Smoky Country Ribs
To get the best flavor from country ribs, we used a dry spice rub at the start of cooking, and ended with a barbecue sauce that we allowed to caramelize. The result: AMAZING! For the rub, we used Spice It Up! Ginger, Citrus and Pepper Rub and Lapsang Souchong tea, two very special Spice It Up! ingredients. Our Ginger, Citrus and Pepper Rub alone would be fabulous on pork, chicken or even sauteed vegetables. We then added Lapsang Souchong tea, a black tea with a smoky flavor. The tea leaves were ground into a powder and added to the dry rub to give the ribs that “slow smoked” flavor in a fraction of the time.
- 3 lbs Country Pork Ribs
- 1 tbls Lapsang Souchong
- 2 tbls Ginger, Citrus and Pepper Rub
- 1 tbls Powdered Garlic
- 2 tbls Brown Sugar
- 1 tea Salt
- 1 bottle Honey Barbecue Sauce
- Preheat oven to 325. Grind Lasang Souchon tea in a spice mill or with a mortar and pestle. Combine ground tea with Ginger, Citrus and Pepper Rub, garlic, brown sugar and salt. Coat ribs with dry rub. Place in a baking dish in a single layer and cover with foil. Bake for 2 hours. Remove from oven and drain liquids.

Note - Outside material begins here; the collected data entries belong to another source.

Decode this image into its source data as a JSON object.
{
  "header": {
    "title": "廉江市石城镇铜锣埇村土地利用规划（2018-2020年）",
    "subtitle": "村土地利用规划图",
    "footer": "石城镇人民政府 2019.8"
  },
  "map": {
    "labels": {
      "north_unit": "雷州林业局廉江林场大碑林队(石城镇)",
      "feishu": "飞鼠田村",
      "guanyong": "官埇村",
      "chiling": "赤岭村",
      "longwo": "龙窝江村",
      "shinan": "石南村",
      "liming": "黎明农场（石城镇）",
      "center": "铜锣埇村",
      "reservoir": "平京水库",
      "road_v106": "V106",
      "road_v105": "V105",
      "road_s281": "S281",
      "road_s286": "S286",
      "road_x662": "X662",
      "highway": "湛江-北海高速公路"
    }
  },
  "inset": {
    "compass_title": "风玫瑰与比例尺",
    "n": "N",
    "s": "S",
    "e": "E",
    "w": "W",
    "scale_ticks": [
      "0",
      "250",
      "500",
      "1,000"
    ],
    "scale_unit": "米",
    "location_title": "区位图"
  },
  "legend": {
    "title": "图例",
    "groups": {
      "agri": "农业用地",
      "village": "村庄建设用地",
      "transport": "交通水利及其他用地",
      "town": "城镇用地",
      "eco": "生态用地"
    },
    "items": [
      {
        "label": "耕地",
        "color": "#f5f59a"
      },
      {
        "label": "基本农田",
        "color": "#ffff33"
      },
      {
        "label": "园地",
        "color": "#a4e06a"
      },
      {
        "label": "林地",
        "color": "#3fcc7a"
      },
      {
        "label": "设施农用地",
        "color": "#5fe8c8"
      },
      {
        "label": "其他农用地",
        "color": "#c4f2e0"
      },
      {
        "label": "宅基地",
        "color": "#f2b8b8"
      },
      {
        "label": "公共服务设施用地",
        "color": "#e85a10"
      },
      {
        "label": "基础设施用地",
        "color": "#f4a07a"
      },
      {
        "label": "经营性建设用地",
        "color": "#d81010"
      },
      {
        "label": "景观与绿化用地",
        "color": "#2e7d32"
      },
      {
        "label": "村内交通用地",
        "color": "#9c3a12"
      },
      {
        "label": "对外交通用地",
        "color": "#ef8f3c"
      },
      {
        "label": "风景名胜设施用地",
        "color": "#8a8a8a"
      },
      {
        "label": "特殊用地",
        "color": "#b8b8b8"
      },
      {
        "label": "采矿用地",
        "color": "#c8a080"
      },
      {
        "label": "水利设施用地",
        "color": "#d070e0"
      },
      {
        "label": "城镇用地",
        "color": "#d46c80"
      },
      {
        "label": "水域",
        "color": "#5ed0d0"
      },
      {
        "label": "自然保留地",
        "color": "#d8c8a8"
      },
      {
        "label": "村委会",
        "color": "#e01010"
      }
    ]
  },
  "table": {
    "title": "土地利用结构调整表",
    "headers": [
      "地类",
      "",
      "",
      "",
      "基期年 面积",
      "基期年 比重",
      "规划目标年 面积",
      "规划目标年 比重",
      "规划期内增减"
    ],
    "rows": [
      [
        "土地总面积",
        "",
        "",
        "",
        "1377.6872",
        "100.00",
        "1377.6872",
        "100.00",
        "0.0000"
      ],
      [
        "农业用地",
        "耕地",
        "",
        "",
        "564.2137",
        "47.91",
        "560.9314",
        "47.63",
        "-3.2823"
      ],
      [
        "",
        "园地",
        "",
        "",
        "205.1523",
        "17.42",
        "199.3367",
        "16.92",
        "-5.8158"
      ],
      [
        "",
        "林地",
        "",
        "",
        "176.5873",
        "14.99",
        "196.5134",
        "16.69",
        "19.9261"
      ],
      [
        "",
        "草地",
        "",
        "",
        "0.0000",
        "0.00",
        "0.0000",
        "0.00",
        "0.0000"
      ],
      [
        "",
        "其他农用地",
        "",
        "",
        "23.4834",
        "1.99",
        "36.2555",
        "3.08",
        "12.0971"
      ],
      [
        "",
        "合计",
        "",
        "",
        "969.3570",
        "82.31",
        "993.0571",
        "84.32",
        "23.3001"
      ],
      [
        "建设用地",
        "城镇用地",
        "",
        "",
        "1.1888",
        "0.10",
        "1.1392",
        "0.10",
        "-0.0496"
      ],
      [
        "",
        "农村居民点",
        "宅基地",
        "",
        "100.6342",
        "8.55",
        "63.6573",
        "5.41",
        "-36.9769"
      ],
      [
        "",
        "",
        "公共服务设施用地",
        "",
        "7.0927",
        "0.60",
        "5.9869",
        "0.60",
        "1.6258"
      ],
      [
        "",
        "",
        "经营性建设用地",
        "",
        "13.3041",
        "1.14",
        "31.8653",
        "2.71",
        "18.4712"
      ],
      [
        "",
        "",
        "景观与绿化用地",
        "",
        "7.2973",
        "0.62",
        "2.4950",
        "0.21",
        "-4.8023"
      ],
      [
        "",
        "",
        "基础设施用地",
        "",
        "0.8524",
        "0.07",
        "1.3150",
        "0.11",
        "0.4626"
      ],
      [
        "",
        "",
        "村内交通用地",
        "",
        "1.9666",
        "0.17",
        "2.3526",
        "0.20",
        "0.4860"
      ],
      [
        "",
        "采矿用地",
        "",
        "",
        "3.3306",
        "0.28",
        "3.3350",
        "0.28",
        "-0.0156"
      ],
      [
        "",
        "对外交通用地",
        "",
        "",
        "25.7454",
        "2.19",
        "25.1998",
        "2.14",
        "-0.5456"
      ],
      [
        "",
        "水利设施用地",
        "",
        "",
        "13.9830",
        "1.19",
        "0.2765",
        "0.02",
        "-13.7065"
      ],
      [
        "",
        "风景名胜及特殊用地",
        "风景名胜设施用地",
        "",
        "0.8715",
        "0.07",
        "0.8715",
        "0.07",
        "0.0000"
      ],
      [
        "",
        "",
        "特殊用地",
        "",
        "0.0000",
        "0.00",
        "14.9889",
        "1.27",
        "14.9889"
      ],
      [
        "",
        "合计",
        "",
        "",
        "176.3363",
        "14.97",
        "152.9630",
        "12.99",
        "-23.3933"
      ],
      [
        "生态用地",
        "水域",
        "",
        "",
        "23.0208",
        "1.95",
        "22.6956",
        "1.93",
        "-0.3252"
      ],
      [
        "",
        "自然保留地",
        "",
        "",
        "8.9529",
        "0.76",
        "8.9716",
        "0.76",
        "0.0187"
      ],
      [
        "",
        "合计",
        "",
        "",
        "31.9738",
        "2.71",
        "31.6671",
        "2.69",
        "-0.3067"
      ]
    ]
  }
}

Coat ribs with barbecue sauce and return to oven, uncovered, for an additional 20-30 minutes. Meat should reach an internal temperature of at least 180 degrees for best flavor.
The last 30 minutes of cooking can be done on the barbecue-low heat and turn often to avoid burning.
If you don't have the tea, you can omit it from the recipe, but it will be lacking in that additional smoky flavor.